Google's seven AI Principles state that AI should be socially beneficial, avoid unfair bias, be safe, be accountable, incorporate privacy, uphold scientific excellence, and be available for uses that accord with these principles. In engineering terms, this translates to: (1) conducting fairness and bias reviews before model launch, (2) building Model Cards that document intended use, limitations, and evaluation across demographic groups, (3) implementing safety filters and content classifiers, (4) maintaining audit logs for model decisions, (5) applying differential privacy and data minimization, and (6) publishing evaluation methodology. These are not aspirational — Google Cloud products embed them: Vertex AI Model Evaluation provides fairness slices, safety settings are built into Gemini, and Model Cards are a first-class resource.
This is an equalized odds violation. Equal overall accuracy can mask disparate error distributions. The fix depends on context: (1) Threshold adjustment — use different classification thresholds per group to equalize false positive rates (post-processing). The What-If Tool lets you explore this interactively. (2) Data investigation — the high-FPR group may have noisier features or less training data; improving data quality or collecting more representative samples can help. (3) Cost-sensitive training — assign different misclassification costs per group during training (in-processing). (4) Report transparently — document per-group metrics in the Model Card and set monitoring alerts for fairness drift in production.
System Design Scenario
Scenario: Your team is building a loan approval model for a bank. Regulators require you to demonstrate that the model does not discriminate based on race, gender, or age. Design the fairness evaluation and mitigation framework.

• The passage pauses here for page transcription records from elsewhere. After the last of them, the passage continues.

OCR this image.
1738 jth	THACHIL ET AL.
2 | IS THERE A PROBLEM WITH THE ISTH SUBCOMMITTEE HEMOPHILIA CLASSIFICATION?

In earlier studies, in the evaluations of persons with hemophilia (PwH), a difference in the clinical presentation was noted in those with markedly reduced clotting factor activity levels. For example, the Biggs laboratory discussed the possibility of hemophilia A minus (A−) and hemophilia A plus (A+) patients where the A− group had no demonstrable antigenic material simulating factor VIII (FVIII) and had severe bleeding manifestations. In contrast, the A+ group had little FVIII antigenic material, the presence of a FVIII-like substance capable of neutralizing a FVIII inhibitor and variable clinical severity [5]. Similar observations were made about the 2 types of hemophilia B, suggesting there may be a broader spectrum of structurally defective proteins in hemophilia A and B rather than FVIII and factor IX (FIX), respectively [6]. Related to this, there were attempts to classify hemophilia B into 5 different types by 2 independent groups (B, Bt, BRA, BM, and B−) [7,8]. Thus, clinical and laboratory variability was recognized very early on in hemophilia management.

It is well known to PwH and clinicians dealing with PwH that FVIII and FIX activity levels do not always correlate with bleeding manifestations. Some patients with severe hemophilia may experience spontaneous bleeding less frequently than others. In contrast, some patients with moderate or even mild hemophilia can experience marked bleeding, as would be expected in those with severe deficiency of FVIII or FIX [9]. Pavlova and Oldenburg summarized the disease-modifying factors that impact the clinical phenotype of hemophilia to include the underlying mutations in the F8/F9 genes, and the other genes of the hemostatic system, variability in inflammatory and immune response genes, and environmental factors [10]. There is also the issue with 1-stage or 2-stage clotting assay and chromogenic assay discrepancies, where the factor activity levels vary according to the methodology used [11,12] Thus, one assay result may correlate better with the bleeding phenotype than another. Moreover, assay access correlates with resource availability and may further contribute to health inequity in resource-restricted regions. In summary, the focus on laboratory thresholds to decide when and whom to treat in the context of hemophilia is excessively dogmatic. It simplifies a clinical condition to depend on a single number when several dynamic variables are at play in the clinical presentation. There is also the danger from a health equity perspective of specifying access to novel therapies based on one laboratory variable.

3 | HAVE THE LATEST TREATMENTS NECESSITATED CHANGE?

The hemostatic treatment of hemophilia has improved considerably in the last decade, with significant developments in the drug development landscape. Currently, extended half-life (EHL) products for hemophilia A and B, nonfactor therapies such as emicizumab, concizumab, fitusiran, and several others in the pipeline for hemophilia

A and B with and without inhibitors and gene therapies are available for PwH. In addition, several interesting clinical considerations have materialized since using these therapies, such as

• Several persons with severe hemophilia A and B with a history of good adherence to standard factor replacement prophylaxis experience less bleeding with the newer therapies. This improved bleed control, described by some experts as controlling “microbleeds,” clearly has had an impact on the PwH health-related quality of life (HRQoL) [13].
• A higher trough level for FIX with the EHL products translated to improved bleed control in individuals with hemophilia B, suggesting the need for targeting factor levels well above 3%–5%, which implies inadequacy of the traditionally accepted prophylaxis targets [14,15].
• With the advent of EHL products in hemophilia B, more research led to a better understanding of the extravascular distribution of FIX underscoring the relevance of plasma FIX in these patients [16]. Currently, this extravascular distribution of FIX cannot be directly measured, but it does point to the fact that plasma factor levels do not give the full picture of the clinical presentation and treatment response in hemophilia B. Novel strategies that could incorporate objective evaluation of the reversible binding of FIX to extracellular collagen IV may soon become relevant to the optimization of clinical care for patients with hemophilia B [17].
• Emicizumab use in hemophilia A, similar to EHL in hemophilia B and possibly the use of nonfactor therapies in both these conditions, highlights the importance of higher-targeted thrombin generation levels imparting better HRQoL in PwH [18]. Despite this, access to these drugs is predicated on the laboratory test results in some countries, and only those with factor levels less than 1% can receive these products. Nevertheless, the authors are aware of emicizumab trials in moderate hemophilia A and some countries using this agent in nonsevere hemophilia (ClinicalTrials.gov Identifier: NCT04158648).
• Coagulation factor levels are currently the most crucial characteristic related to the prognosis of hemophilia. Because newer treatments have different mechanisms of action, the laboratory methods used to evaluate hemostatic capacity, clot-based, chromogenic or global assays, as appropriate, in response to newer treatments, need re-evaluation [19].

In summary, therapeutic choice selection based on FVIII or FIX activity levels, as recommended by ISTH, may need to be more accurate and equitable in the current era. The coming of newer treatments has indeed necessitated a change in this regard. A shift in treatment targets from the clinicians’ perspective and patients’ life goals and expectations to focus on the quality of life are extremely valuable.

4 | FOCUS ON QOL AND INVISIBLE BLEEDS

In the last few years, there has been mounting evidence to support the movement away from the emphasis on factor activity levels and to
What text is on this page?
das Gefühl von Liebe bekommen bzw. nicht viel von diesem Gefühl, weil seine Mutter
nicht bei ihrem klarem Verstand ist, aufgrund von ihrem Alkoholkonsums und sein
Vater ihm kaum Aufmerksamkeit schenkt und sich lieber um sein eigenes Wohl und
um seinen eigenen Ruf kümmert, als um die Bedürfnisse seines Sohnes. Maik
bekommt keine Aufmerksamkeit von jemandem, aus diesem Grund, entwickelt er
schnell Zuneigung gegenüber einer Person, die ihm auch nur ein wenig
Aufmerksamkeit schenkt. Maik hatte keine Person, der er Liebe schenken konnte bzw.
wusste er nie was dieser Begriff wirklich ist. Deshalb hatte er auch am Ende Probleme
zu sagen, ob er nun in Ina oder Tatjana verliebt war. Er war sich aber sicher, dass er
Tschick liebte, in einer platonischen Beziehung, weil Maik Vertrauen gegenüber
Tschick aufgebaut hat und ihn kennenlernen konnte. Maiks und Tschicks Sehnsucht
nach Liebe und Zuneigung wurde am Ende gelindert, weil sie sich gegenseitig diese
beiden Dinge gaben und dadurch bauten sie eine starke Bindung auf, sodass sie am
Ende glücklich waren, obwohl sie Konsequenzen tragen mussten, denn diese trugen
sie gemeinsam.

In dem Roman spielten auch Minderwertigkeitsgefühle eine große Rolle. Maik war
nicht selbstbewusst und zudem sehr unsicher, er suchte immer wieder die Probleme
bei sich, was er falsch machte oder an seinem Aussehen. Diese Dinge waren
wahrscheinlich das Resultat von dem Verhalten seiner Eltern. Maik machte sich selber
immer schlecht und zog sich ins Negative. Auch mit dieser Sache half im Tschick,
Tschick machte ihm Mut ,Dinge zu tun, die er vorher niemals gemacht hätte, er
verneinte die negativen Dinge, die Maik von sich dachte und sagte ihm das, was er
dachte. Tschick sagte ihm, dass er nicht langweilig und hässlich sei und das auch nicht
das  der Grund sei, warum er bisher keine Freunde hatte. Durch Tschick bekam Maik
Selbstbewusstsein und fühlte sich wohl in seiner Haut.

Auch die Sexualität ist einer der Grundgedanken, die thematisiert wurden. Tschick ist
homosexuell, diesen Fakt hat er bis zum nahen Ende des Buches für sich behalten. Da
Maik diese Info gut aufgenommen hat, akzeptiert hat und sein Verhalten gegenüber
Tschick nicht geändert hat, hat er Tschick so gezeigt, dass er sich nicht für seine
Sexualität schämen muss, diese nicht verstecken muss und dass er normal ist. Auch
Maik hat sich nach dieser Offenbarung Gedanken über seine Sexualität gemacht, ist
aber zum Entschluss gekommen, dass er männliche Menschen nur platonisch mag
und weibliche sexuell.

A strong answer covers: (1) Protected attributes — identify race, gender, age, and proxy features (zip code, name) that must be audited. (2) Metrics — compute disparate impact ratio (80% rule), equalized odds, and calibration per group. (3) Sliced evaluation — use Vertex AI to compute approval rates, FPR, and FNR per demographic group and intersectional combinations. (4) What-If Tool — explore counterfactuals ("if this applicant's gender changed, would the decision change?"). (5) Mitigation — pre-processing (reweight underrepresented groups), in-processing (fairness-constrained objective), post-processing (group-specific thresholds). (6) Model Card — document intended use, per-group performance, limitations, and fairness metrics. (7) Monitoring — continuous fairness metric tracking in production with alerts when disparate impact exceeds thresholds. (8) Regulatory documentation — maintain audit trail for EU AI Act / ECOA compliance.
Common Mistakes
- Relying on overall accuracy as proof of fairness — A model with 95% overall accuracy can have 99% accuracy for one group and 80% for another. Always compute sliced metrics per demographic subgroup. Overall metrics hide disparities.
- Removing sensitive attributes and assuming fairness — Simply dropping race or gender columns does not eliminate bias. Other features (zip code, school name, purchasing patterns) can serve as proxies. Fairness requires measuring outcomes across groups regardless of whether sensitive attributes are used as features.
- Treating fairness as a one-time check — Fairness can degrade over time due to data drift, population changes, or feedback loops. Production models need continuous fairness monitoring with automated alerts, not just a pre-launch review.